Load an exported .pt2 model for inference.

Reads the graph and weights, and prepares the model for forward/2.

Args

  • path (String) - path to the .pt2 file from torch.export.save.
  • opts (keyword) - optional:
    • :device (:cpu | :cuda | {:cuda, index}) - device to place all weight tensors on. Defaults to :cpu. When set to :cuda, every loaded parameter/buffer is moved to the GPU at load time, so subsequent forward/2 calls run entirely on the GPU (as long as the user input is also on the GPU).

Returns

An %ExTorch.Export.Model{} struct.

Example

# CPU (default)
model = ExTorch.Export.load("model.pt2")
output = ExTorch.Export.forward(model, [input_tensor])

# GPU
model = ExTorch.Export.load("model.pt2", device: :cuda)
input = ExTorch.Tensor.to(cpu_input, device: :cuda)
output = ExTorch.Export.forward(model, [input])

read_schema(path)

@spec read_schema(String.t()) :: map()

Read the model schema from an exported .pt2 archive.

Returns a map with:

  • :graph - the computation graph as a list of node maps
  • :inputs - graph input names
  • :outputs - graph output names
  • :weights - weight metadata (name → shape, dtype, requires_grad)

read_weights(path)

@spec read_weights(String.t()) :: %{required(String.t()) => ExTorch.Tensor.t()}

Load weight tensors from an exported .pt2 archive.

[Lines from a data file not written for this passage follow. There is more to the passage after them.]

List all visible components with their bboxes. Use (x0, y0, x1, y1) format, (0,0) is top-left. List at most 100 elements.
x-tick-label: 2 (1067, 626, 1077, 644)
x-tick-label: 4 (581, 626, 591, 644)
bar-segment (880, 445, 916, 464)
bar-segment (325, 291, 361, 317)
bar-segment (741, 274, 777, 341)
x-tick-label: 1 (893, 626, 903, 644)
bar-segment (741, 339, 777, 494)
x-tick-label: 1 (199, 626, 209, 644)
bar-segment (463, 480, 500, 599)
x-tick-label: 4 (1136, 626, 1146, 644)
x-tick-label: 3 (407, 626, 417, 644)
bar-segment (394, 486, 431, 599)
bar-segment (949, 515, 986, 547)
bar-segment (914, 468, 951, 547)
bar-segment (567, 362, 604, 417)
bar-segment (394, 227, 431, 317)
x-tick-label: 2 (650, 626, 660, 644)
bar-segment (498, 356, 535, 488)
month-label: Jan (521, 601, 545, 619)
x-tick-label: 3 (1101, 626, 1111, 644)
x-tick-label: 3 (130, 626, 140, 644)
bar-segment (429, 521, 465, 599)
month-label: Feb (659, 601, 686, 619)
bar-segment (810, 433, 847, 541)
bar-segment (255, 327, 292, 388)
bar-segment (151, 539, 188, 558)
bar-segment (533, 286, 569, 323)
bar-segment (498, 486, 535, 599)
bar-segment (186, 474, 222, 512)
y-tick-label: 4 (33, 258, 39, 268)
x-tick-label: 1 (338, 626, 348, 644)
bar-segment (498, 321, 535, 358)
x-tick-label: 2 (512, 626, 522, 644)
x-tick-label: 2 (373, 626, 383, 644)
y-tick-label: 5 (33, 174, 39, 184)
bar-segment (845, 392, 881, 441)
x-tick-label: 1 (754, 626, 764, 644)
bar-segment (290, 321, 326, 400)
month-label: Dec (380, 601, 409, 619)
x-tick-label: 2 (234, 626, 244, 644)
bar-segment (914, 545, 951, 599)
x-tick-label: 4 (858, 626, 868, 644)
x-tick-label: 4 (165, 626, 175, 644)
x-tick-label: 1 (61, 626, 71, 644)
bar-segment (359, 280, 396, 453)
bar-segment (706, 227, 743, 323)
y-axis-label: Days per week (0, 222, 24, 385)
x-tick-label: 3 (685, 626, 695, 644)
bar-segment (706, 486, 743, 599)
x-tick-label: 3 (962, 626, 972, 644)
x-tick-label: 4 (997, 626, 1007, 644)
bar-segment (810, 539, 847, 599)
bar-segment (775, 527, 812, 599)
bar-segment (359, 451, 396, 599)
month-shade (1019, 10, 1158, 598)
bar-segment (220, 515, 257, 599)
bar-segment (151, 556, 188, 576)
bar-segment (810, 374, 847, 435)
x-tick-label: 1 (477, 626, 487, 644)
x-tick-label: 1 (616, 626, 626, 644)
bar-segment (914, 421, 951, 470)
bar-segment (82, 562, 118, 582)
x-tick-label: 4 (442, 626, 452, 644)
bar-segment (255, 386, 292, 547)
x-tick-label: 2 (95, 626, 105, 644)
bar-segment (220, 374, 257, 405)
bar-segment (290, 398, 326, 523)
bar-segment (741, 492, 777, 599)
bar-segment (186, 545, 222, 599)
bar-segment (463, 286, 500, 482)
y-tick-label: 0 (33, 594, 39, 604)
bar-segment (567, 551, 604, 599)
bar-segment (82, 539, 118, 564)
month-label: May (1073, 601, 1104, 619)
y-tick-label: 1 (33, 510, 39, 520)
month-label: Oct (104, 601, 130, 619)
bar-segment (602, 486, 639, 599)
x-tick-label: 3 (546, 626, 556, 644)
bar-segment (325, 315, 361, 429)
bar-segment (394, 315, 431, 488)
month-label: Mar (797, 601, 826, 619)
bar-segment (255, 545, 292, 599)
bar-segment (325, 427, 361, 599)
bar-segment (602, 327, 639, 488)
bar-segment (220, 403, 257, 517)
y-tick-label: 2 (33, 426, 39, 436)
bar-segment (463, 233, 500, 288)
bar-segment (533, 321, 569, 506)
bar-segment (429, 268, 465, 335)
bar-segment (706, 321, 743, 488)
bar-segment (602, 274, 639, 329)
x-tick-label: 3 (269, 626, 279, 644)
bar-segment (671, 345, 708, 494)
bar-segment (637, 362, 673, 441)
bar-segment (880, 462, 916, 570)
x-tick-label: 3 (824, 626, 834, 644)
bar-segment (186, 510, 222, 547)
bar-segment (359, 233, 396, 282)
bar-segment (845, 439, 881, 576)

Returns a map of %{fqn => %ExTorch.Tensor{}}.

to_elixir(path, module_name \\ "MyModel")

@spec to_elixir(String.t(), String.t()) :: String.t()

Generate an ExTorch.NN.Module DSL definition from an exported .pt2 archive.

Maps ATen operations in the graph to ExTorch NN layer types where possible.

Args

  • path - path to the .pt2 file.
  • module_name - name for the generated Elixir module.